We did evaluate braille notetakers (a computer that can input and output braille or QWERTY keyboards) during his middle school years to decide whether to take him all braille or keep using E-text. His low vision doctor recommended that we go to the Assistive Technology Industry Association (ATIA) in Orlando and look at the different types of technology as he had kind of “outgrown” the devices in her office. After meeting with Humanware, we decided that even if we purchased a Notetaker he would probably use a QWERTY keyboard as he had already mastered Microsoft Office commands the visual way so we made the decision to keep braille knowledge accessible to him but to pursue E-text and large print for most education. (Braille commands were different than the visual commands for MS Office.) By his later high school years – and definitely in college – he has used more E-text and audio and a little audio description. I’m glad that he knows braille though. He has definitely used tactile graphics throughout high school and college with Math and maps even though braille is not his primary print literacy medium. Some people don’t realize you can use tactile graphics even if you don’t use Braille because I personally don’t think all TVIs understand this concept. For my son, tactile graphics were added to maps, some math (like triangles inside circles) and some science charts – especially if a 3d element was in the curriculum like in centers and out centers in geometry.

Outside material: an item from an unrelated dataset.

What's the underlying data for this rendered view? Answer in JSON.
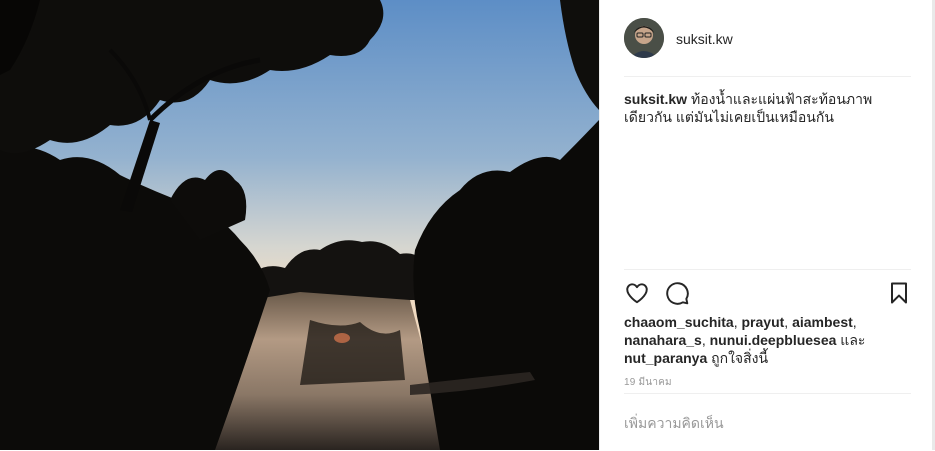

Orientation & Mobility started at home with our school district in Texas helping him learn how to navigate his home safely and suggesting modifications in our home to help him like high contrast tape on stairs and counters. She also started teaching him directional concepts like in front of or behind him. She taught him how to protect his head when crawling under things and how to use his arm as a protective aid when walking crowded halls. Next, she taught him sighted guide technique and started teaching him cardinal directions. From there she introduced the cane and taught him proper sweeping techniques and how to care for his cane.
Next, they learned to listen to traffic, identify danger zones when crossing the street, and navigate stairs and find building entrances. She took him to malls and shopping centers to learn how to map out a store; he also learned bus and train travel. She tried to take him to the airport but did not have much luck, so this fell to me. He definitely received good thorough O&M training, although our district had to contract with a trained MARTA specialist in order for him to learn public transportation on MARTA our public transportation system in Atlanta.
Tommy uses a cane in either an unfamiliar location or for ID when he travels. He has had extensive mobility training and is adept with his cane. He has used the mechanical dogs they have at the convention to assess his readiness for a dog and is ready if he wanted one. He does not really like dogs and does not want to have to take care of one at this time of his life. He does have several friends who have gotten dogs their sophomore year of college and they are all quite happy. He has the skills to have a dog. He just does not want the responsibility at this time in his life.
10. Describe your child’s extracurricular activities and hobbies.
In elementary school, he was in the cub scouts, choir and loved science camps and Spanish camps. He also really liked making movies and computer science and participated in the district technology fairs. He was in karate until the end of elementary school. He also was in some drama camps.
In middle school he moved to more swimming, joining the neighborhood swim team in the summers. He continued going to summer graphics and technology camps and began to love travel. He got very involved with our church small group and enjoyed outings with them.
In high school, he swam year-round and all four years for the high school swim team where he lettered. He also swam on the neighborhood swim team getting hired his last summer before college for his first paid job. He tried drama, anime club, Beta club, Rho Kappa National Social Studies Honor Society. He started volunteering weekly at church on the technical team for the elementary environment and also was very involved with his church small group participating in the fall, winter and summer trips.
11. Looking back, what was the biggest sight-loss related challenge you had to overcome and how was it resolved?
The biggest challenge was either low expectations or incorrect beliefs from the special education department from his high school. He had several staff members that forbid him to use vision accommodations in advanced classes. For some reason, they thought it was okay to use them in on-level classes, but not honors or AP classes. This was resolved through several meetings with school and district administration. There was a Special Education Director that did not believe any students should use readers – screen or human – so that also took administrative intervention and an email from the American Foundation of the Blind. This took many, many conversations. Fortunately, high school academic administrative personnel were extremely supportive of my son and his vision accommodations being used in advanced and honors classes, so this worked out for him. The state and district were even involved.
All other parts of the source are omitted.